4. Get a Pesticide-Free Tree
Demand is on the rise for Christmas trees that are not covered in chemicals; some growers use 40 different pesticides, as well as chemical colorants. The good news is that there are now a number of tree-farms that sell pesticide-free trees, so ask your local Christmas tree seller, or search for an organic tree farm near you. An even more eco-friendly option is to get a plantable tree that you can put in the ground in your yard or a nearby park when you are done.
5. Recycle Your Christmas Tree
Each year, 10 million Christmas trees end up in the landfill. While your tree won’t fit in the recycling bin with your newspapers and bottles, you can recycle your tree: many cities offer programs to turn your tree to mulch or wood chips. Some cities even use your old trees to do important environmental projects like streambank stabilization. Visit the National Christmas Tree Association or do a search to find the tree-recycling program near you.
6. Recycle Your Old Cellphone
Getting a new cell phone for Christmas? Not sure what to do with the old one? Now, you can drop off that old phone at any Staples store, as part of the Sierra Club cell phone recycling program or possibly sell it to one of the many buyback programs online.
Each year, 130 million cell phones are thrown out, weighing approximately 65,000 tons. Recycling your old phone prevents hazardous elements like mercury, cadmium and lead from ending up in our landfills.
7. Offset Your Travel
If you or your loved ones are traveling more than 100 miles this holiday season, try to reduce air travel whenever possible, and consider offsetting the fossil fuel pollution generated by your trip, no matter how you travel. These companies can help you get trees planted to reduce your impact.
- Terrapass – Provides carbon offsets for flying, driving, etc.
- CarbonFund – Provides a variety of carbon offset projects to choose from.
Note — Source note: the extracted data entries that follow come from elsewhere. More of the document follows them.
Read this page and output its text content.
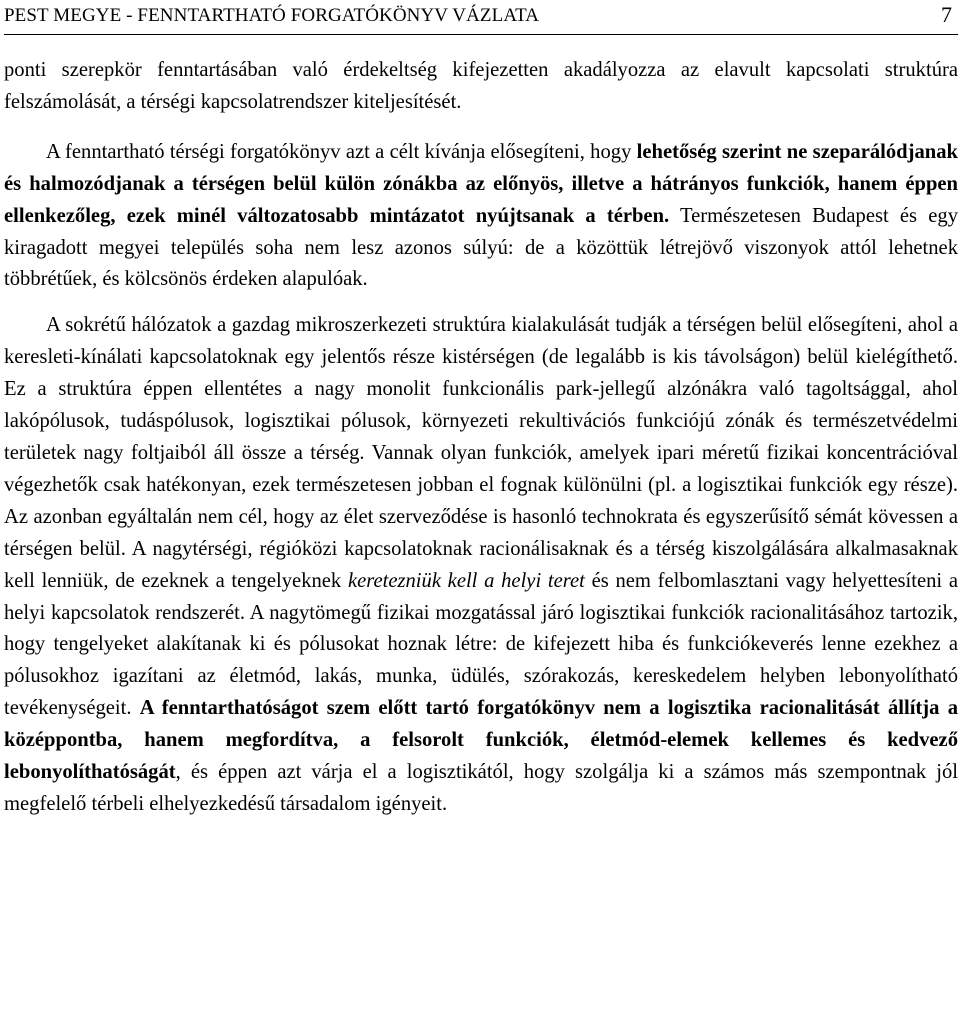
PEST MEGYE - FENNTARTHATÓ FORGATÓKÖNYV VÁZLATA	7

ponti szerepkör fenntartásában való érdekeltség kifejezetten akadályozza az elavult kapcsolati struktúra felszámolását, a térségi kapcsolatrendszer kiteljesítését.

A fenntartható térségi forgatókönyv azt a célt kívánja elősegíteni, hogy lehetőség szerint ne szeparálódjanak és halmozódjanak a térségen belül külön zónákba az előnyös, illetve a hátrányos funkciók, hanem éppen ellenkezőleg, ezek minél változatosabb mintázatot nyújtsanak a térben. Természetesen Budapest és egy kiragadott megyei település soha nem lesz azonos súlyú: de a közöttük létrejövő viszonyok attól lehetnek többrétűek, és kölcsönös érdeken alapulóak.

A sokrétű hálózatok a gazdag mikroszerkezeti struktúra kialakulását tudják a térségen belül elősegíteni, ahol a keresleti-kínálati kapcsolatoknak egy jelentős része kistérségen (de legalább is kis távolságon) belül kielégíthető. Ez a struktúra éppen ellentétes a nagy monolit funkcionális park-jellegű alzónákra való tagoltsággal, ahol lakópólusok, tudáspólusok, logisztikai pólusok, környezeti rekultivációs funkciójú zónák és természetvédelmi területek nagy foltjaiból áll össze a térség. Vannak olyan funkciók, amelyek ipari méretű fizikai koncentrációval végezhetők csak hatékonyan, ezek természetesen jobban el fognak különülni (pl. a logisztikai funkciók egy része). Az azonban egyáltalán nem cél, hogy az élet szerveződése is hasonló technokrata és egyszerűsítő sémát kövessen a térségen belül. A nagytérségi, régióközi kapcsolatoknak racionálisaknak és a térség kiszolgálására alkalmasaknak kell lenniük, de ezeknek a tengelyeknek keretezniük kell a helyi teret és nem felbomlasztani vagy helyettesíteni a helyi kapcsolatok rendszerét. A nagytömegű fizikai mozgatással járó logisztikai funkciók racionalitásához tartozik, hogy tengelyeket alakítanak ki és pólusokat hoznak létre: de kifejezett hiba és funkciókeverés lenne ezekhez a pólusokhoz igazítani az életmód, lakás, munka, üdülés, szórakozás, kereskedelem helyben lebonyolítható tevékenységeit. A fenntarthatóságot szem előtt tartó forgatókönyv nem a logisztika racionalitását állítja a középpontba, hanem megfordítva, a felsorolt funkciók, életmód-elemek kellemes és kedvező lebonyolíthatóságát, és éppen azt várja el a logisztikától, hogy szolgálja ki a számos más szempontnak jól megfelelő térbeli elhelyezkedésű társadalom igényeit.
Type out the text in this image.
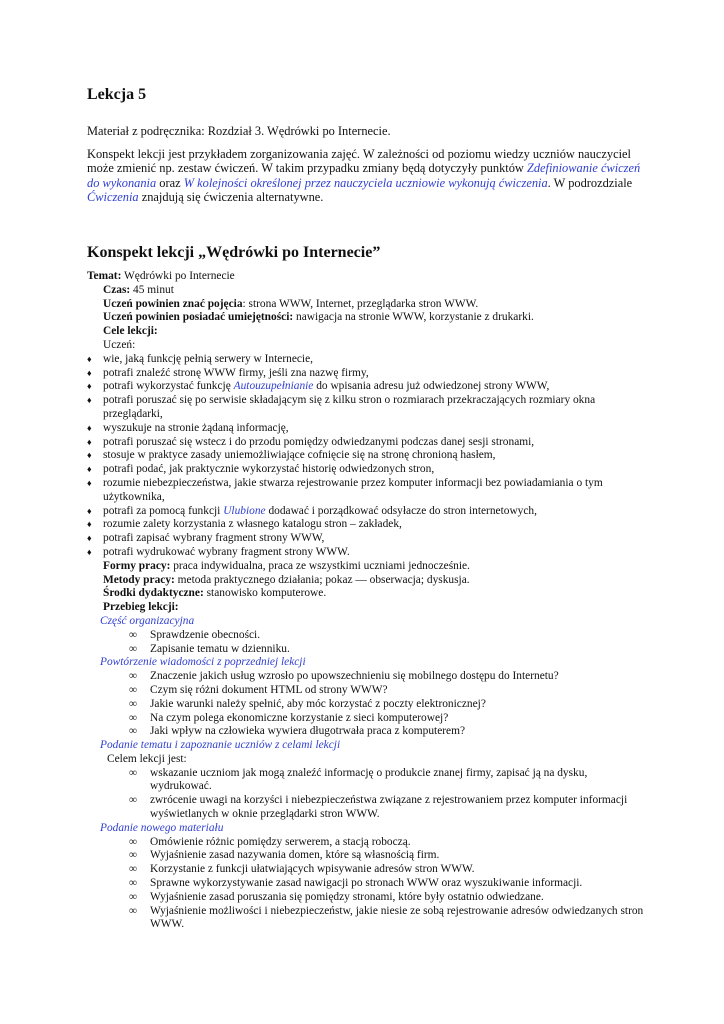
Lekcja 5

Materiał z podręcznika: Rozdział 3. Wędrówki po Internecie.

Konspekt lekcji jest przykładem zorganizowania zajęć. W zależności od poziomu wiedzy uczniów nauczyciel może zmienić np. zestaw ćwiczeń. W takim przypadku zmiany będą dotyczyły punktów Zdefiniowanie ćwiczeń do wykonania oraz W kolejności określonej przez nauczyciela uczniowie wykonują ćwiczenia. W podrozdziale Ćwiczenia znajdują się ćwiczenia alternatywne.

Konspekt lekcji „Wędrówki po Internecie”
Temat: Wędrówki po Internecie
Czas: 45 minut
Uczeń powinien znać pojęcia: strona WWW, Internet, przeglądarka stron WWW.
Uczeń powinien posiadać umiejętności: nawigacja na stronie WWW, korzystanie z drukarki.
Cele lekcji:
Uczeń:
♦ wie, jaką funkcję pełnią serwery w Internecie,
♦ potrafi znaleźć stronę WWW firmy, jeśli zna nazwę firmy,
♦ potrafi wykorzystać funkcję Autouzupełnianie do wpisania adresu już odwiedzonej strony WWW,
♦ potrafi poruszać się po serwisie składającym się z kilku stron o rozmiarach przekraczających rozmiary okna przeglądarki,
♦ wyszukuje na stronie żądaną informację,
♦ potrafi poruszać się wstecz i do przodu pomiędzy odwiedzanymi podczas danej sesji stronami,
♦ stosuje w praktyce zasady uniemożliwiające cofnięcie się na stronę chronioną hasłem,
♦ potrafi podać, jak praktycznie wykorzystać historię odwiedzonych stron,
♦ rozumie niebezpieczeństwa, jakie stwarza rejestrowanie przez komputer informacji bez powiadamiania o tym użytkownika,
♦ potrafi za pomocą funkcji Ulubione dodawać i porządkować odsyłacze do stron internetowych,
♦ rozumie zalety korzystania z własnego katalogu stron – zakładek,
♦ potrafi zapisać wybrany fragment strony WWW,
♦ potrafi wydrukować wybrany fragment strony WWW.
Formy pracy: praca indywidualna, praca ze wszystkimi uczniami jednocześnie.
Metody pracy: metoda praktycznego działania; pokaz — obserwacja; dyskusja.
Środki dydaktyczne: stanowisko komputerowe.
Przebieg lekcji:
Część organizacyjna
∞ Sprawdzenie obecności.
∞ Zapisanie tematu w dzienniku.
Powtórzenie wiadomości z poprzedniej lekcji
∞ Znaczenie jakich usług wzrosło po upowszechnieniu się mobilnego dostępu do Internetu?
∞ Czym się różni dokument HTML od strony WWW?
∞ Jakie warunki należy spełnić, aby móc korzystać z poczty elektronicznej?
∞ Na czym polega ekonomiczne korzystanie z sieci komputerowej?
∞ Jaki wpływ na człowieka wywiera długotrwała praca z komputerem?
Podanie tematu i zapoznanie uczniów z celami lekcji
Celem lekcji jest:
∞ wskazanie uczniom jak mogą znaleźć informację o produkcie znanej firmy, zapisać ją na dysku, wydrukować.
∞ zwrócenie uwagi na korzyści i niebezpieczeństwa związane z rejestrowaniem przez komputer informacji wyświetlanych w oknie przeglądarki stron WWW.
Podanie nowego materiału
∞ Omówienie różnic pomiędzy serwerem, a stacją roboczą.
∞ Wyjaśnienie zasad nazywania domen, które są własnością firm.
∞ Korzystanie z funkcji ułatwiających wpisywanie adresów stron WWW.
∞ Sprawne wykorzystywanie zasad nawigacji po stronach WWW oraz wyszukiwanie informacji.
∞ Wyjaśnienie zasad poruszania się pomiędzy stronami, które były ostatnio odwiedzane.
∞ Wyjaśnienie możliwości i niebezpieczeństw, jakie niesie ze sobą rejestrowanie adresów odwiedzanych stron WWW.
- Carbonify.com – Tree planting for offsetting carbon emissions
8. Donate Your Time or Money to an Environmental Group
Get into the holiday spirit by volunteering! There are countless ways to help improve your community—and the planet—from cleaning up a local river to helping inner city kids experience the outdoors for the first time. Organizations and charities all over the country need your time and/or your money to make a difference, so you can have a great impact for a small amount of effort.
9. Make DIY Gifts
There are so many ways to reduce your consumption impact when giving holiday gifts. DIY gifts like homemade ornaments, crafty picture frames with photos of loved ones in them, homemade vanilla extract, or handmade beauty products can be as much fun to make and give as to receive. There are tons of ideas on Pinterest, and you are really only limited by your imagination.
10. Give Experiential Gifts
My favorite gift to give is the gift of an experience. By giving gifts that can be experienced, like tickets to a baseball game, a trip somewhere interesting, or a homemade dinner, you can minimize wrapping and shopping, and still win points with the receiver. Anything that allows your loved one to spend quality time experiencing something fun, new or interesting will make a gift sure to be remembered for years to come.
11. Purchase Eco-Friendly Presents
Finally, if you choose to purchase retail gifts, try to select products that come in minimal packaging, are made from sustainable materials, and can be easily recycled. You could also choose gifts that help people live more sustainably, like a compost bin, a reusable water bottle, or a Wonderbag electricity-free slow cooker.
12. Stuff Your Stockings With Yummy, Natural Treats
Stocking stuffers tend to be small, plastic trinkets that end up in the garbage by the end of December. Instead, fill your stockings with yummy, healthy treats like dried fruit, nuts, clementines and even homemade holiday cookies.
How are you being green this holiday season?
We Wish You a Peaceful Holiday and an Abundant New Year!